Friday, May 9, 2008

A Day So Long

May 9, 2008
There are no holidays for the American soldiers serving in Iraq. Memorial Day is a day like any other, in spite of the fact that every day, on average, at least one soldier will die while serving his or her country. In a sense, that makes every day Memorial Day in Iraq.
When a soldier dies in Iraq, a memorial service is held to commemorate his life. Recently, a service was held at Anaconda, a large base in Balad, for two soldiers from the 1st Squadron 32nd Cavalry Regiment who died when their vehicle, an MRAP (Mine-Resistant, Ambush-Protected), rolled over, off a narrow canal road and headfirst into the water. The soldiers were Lieutenant Timothy Cunningham and Private First Class John Bishop. LT Cunningham was twenty-six; PFC Bishop was twenty-two. Both were married. LT Cunningham also left behind a one year-old daughter, Abigail.
Close friends of LT Cunningham and PFC Bishop spoke at the memorial service. Soldiers are, naturally, trained to be tough. Both Sergeant Roberto Munoz and Specialist Jonathon Dautremont had to pause in their tributes to collect themselves, to wipe away their tears. There is something very heartbreaking about a soldier so struck with grief that speech is impossible.
Amidst the sea of camouflage, one civilian stood out in the crowd that had gathered to honor LT Cunningham and PFC Bishop. In his dark suit, with his carefully groomed hair and moustache, the mayor of Balad might have seemed out of place, but his attendance at the memorial service was a very meaningful gesture. Two worlds were brought together, worlds that usually experience their grief separately.

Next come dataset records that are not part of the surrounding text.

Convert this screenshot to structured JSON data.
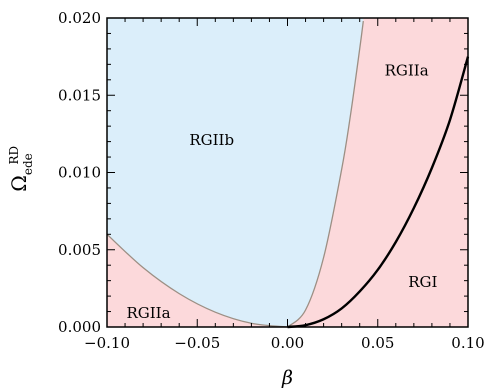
{
  "chart_data": {
    "type": "area",
    "title": "",
    "xlabel": "β",
    "ylabel": {
      "main": "Ω",
      "sup": "RD",
      "sub": "ede"
    },
    "xlim": [
      -0.1,
      0.1
    ],
    "ylim": [
      0,
      0.02
    ],
    "x_ticks": [
      "−0.10",
      "−0.05",
      "0.00",
      "0.05",
      "0.10"
    ],
    "x_tick_values": [
      -0.1,
      -0.05,
      0.0,
      0.05,
      0.1
    ],
    "y_ticks": [
      "0.000",
      "0.005",
      "0.010",
      "0.015",
      "0.020"
    ],
    "y_tick_values": [
      0,
      0.005,
      0.01,
      0.015,
      0.02
    ],
    "grid": false,
    "colors": {
      "RGIIb": "#dbeefa",
      "RGIIa": "#fcd9db",
      "RGI": "#fcd9db",
      "boundary": "#9c8f84",
      "curve": "#000000"
    },
    "boundary_left": {
      "x": [
        -0.1,
        -0.08,
        -0.06,
        -0.04,
        -0.02,
        0.0
      ],
      "y": [
        0.006,
        0.00384,
        0.00216,
        0.00096,
        0.00024,
        0.0
      ]
    },
    "boundary_right": {
      "x": [
        0.0,
        0.01,
        0.02,
        0.03,
        0.035,
        0.04,
        0.042
      ],
      "y": [
        0.0,
        0.0011,
        0.0045,
        0.0102,
        0.0138,
        0.018,
        0.0198
      ]
    },
    "series": [
      {
        "x": [
          0.0,
          0.01,
          0.02,
          0.03,
          0.04,
          0.05,
          0.06,
          0.07,
          0.08,
          0.09,
          0.1
        ],
        "y": [
          0.0,
          0.00012,
          0.0005,
          0.0012,
          0.0023,
          0.0037,
          0.0055,
          0.0077,
          0.0103,
          0.0134,
          0.0175
        ]
      }
    ],
    "region_labels": [
      {
        "text": "RGIIb",
        "x": -0.042,
        "y": 0.0121
      },
      {
        "text": "RGIIa",
        "x": 0.066,
        "y": 0.0166
      },
      {
        "text": "RGI",
        "x": 0.075,
        "y": 0.0029
      },
      {
        "text": "RGIIa",
        "x": -0.077,
        "y": 0.0009
      }
    ]
  }
}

Life is short. We all know this, but soldiers and their families are reminded of it every day. At the same time, days can be very long. Any day in Iraq is a long day for a soldier who misses his family, but these days are even longer for the families at home, who can’t just pick up the phone and call Iraq. The days Samantha and Abigail Cunningham, and Diane Bishop, and the rest of their relatives, have to face now that Tim and John are gone will be the longest they have ever known.
Over four thousand soldiers have died in Iraq since the war began, which means over four thousand families have endured some very long days. Four thousand may not seem like a big number, but it is big enough if you are one of the people whose husband or wife, brother or sister, father or mother, son or daughter is one of the four thousand. Abigail is not the only one year-old who has lost her father to this war.
Many of us have the luxury of viewing Memorial Day as a day off from work, a day of sales and fun with our families. We are very lucky. Over the past five years a lot of young families have learned the true meaning of Memorial Day, but what about the rest of us?
After five months in Iraq, I have come home. I met a lot of great soldiers who made me feel welcome at bases up and down the Tigris, soldiers who were doing their best to get through the long days away from home. I think about them every day, and hope they make it through the remaining months of their deployment safely. This Memorial Day I will be having fun with my family, but I will also be remembering the families who are not so lucky.